America’s most important infrastructure is also our most vulnerable–the electric grid.
Without electricity, there is no water or sewage service, vast amounts of food go bad, and modern life comes to a halt. Chaos ensues.
The electric grid faces two formidable challenges. Like other infrastructure, much of it is old and needs to be replaced. The average age of transmission infrastructure in the United States is 40 years old, with 25 percent of the grid at least 50 years old.
Second, the electric grid is literally on the screens of foreign adversaries (e.g., China, Russia, and Iran) who have been attacking it. They are also developing new and more penetrating techniques to bring it down at will via cyberattacks.
“Our adversaries and strategic competitors will increasingly use cyber capabilities – including cyber espionage, attack, and influence – to seek political, economic, and military advantage over the United States and its allies and partners,” said Dan Coats, former Director of National Intelligence, during Senate testimony in January 2019.
The wave of warnings has continued in reports from government agencies and others.

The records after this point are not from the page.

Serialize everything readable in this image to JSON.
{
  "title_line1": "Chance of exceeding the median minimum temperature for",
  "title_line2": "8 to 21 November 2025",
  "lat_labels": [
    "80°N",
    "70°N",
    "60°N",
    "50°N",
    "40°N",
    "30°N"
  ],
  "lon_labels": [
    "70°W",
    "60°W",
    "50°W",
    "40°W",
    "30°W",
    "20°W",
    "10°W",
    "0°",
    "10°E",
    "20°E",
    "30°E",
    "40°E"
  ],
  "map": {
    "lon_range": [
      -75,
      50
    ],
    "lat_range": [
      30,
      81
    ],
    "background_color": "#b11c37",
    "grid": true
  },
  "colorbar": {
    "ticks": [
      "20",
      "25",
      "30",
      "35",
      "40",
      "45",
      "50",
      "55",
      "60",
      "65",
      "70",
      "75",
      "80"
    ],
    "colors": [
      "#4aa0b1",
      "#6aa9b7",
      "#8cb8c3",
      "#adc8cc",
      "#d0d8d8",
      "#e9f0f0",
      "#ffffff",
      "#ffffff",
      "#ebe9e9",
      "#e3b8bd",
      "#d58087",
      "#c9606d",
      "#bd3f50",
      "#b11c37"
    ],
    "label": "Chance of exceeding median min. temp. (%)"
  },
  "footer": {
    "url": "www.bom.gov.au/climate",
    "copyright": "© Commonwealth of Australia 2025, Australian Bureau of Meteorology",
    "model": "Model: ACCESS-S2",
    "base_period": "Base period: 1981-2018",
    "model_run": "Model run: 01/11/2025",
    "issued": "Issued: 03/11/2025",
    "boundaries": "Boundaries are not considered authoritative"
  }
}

One of the most recent, a March 2021 report from the independent Government Accountability Office warned: “The U.S. grid’s distribution systems – which carry electricity from transmission systems to consumers and are regulated primarily by states – are increasingly at risk from cyberattacks. Distribution systems are growing more vulnerable, in part because their industrial control systems increasingly allow remote access and connect to business networks.”
Fixing this complex problem is much harder than doling out large amounts of pork barrel spending. The private sector owns and needs to make major investments in large segments of the grid. That should be encouraged.
There needs to be enhanced reporting requirements about cyber events and violations so that all electric utilities can better guard against intrusions.
Public-private cooperation is also imperative. As nation-states attack individual utilities, the full support of America’s government and tech sector needs to be available to stop dangerous attacks before they cascade into widespread outages that could lead to electricity losses for weeks or even months.
The Biden and Trump administrations have placed added emphasis on electric grid cybersecurity. The Biden administration has included a funding increase for the Cybersecurity and Infrastructure Agency and is looking to strengthen Department of Energy cybersecurity programs over the next 100 days.
With a robust information technology industry, the United States has the capability to fight cyberattacks and stay ahead of developments. This cyber-fighting expertise includes world-class companies such as Raytheon Technologies, Forescout, and Sierra Nevada Corporation.
There is strong bipartisan support for strengthening cybersecurity. State governments can also play a role in protecting the grid, according to an April paper published by the National Governors Association. The GAO report also outlines vulnerabilities that can best be addressed by states.
Unlike with bridges, roads, or sewers, keeping the electric grid secure requires continuous, perennial work.
In the years ahead, it will be important for electric utilities to make fuller disclosures to their investors and regulators about cyber vulnerabilities. Credit rating agencies should also weigh in on this as they evaluate creditworthiness.
This is essential as both a preventative measure and to ensure that the taxpayers will not be on the hook when there is a catastrophic grid outage requiring hundreds of billions of dollars to fix.
The challenges to the electric grid are serious, dangerous, and growing. Through ongoing resolve and commitment, we will be able to not only preserve but improve the electric grid, our most vital form of infrastructure for modern living.